Jackson was also able to get in touch with Hutton, who provided some details about how things went down.

“I know there were times I was negative, but I thought those times were called for,” he said. “Ninety percent of what I said was positive. I tried not to be a homer, but you could tell I wanted the Marlins to do well.”

After being told that his salary wasn’t a factor in the decision, Hutton suspected that his candid, blunt analysis might be the impetus for his ouster.

So after learning his fate on Monday, he asked that question – whether they thought he was too negative — to both a Fox producer (at a meeting at Starbucks) and the Marlins’ vice president/communications (by phone).

He said the question was met with silence by both executives.

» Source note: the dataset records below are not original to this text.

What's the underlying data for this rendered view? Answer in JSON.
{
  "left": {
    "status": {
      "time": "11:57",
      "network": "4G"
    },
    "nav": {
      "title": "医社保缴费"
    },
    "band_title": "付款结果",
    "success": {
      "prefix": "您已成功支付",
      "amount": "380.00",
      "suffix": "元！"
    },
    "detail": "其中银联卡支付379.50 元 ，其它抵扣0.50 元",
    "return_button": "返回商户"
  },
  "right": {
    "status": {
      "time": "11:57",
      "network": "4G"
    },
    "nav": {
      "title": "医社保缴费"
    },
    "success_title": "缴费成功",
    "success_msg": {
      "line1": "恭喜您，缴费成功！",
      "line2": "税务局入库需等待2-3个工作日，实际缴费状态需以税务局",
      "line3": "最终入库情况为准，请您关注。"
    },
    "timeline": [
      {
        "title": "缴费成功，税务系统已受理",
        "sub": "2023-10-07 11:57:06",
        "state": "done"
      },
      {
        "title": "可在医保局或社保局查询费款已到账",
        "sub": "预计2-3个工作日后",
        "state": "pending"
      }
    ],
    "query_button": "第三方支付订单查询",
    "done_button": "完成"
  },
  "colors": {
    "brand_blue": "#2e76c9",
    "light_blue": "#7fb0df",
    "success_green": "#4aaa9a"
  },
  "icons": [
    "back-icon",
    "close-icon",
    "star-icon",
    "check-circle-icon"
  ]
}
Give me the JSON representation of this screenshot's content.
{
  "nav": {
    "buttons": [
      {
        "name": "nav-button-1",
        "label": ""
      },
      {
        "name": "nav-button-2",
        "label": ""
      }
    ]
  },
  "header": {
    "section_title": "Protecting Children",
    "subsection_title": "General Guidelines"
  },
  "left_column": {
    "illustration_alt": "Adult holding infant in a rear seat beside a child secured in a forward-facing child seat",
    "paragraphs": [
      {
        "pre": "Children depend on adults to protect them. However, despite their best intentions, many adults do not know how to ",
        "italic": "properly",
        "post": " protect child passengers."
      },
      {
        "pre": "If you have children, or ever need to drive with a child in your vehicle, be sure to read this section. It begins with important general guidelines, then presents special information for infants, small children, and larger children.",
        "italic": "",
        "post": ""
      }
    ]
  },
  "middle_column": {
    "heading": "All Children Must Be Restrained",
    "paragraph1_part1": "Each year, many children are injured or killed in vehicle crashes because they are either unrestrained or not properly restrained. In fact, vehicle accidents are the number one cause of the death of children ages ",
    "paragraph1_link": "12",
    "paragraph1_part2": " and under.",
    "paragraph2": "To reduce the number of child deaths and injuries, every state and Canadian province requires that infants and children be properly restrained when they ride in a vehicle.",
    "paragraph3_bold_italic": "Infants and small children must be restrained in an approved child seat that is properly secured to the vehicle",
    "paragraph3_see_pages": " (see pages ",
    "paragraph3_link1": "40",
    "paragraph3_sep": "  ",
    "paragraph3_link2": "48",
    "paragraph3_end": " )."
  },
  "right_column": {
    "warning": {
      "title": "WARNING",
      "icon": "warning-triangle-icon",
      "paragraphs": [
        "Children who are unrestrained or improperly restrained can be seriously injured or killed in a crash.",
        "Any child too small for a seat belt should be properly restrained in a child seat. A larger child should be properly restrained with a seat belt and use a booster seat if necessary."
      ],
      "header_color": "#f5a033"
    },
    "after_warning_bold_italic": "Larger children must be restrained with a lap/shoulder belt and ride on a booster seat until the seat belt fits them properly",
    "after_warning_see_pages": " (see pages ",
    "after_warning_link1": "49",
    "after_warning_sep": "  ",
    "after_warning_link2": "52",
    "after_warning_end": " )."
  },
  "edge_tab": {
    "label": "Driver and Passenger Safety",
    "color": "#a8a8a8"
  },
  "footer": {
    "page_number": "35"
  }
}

“I couldn’t get a yes or a no,” he said.

Hutton said there were three incident in recent years where he was told the Marlins were uncomfortable with something he said. He disclosed one example where he was exasperated at the ballpark’s dimensions after former catcher John Buck flew out to the warning track for the final out of a game. He was told by a Marlins vice president after the game that Loria prefer he not talk about the ballpark’s dimensions. Of course, the team is moving in the fences this winter.

To be clear, Hutton said he was told it was a “mutual decision” between the Marlins and FOX to let him go, but Jackson’s source hears that the concern about his “negativity” came from the team.

Hey, do you know the best way to prevent “negative” talk about your team? Fielding a winning baseball team without a dysfunctional ownership and front office. Crazy idea, I know, but it could be cool?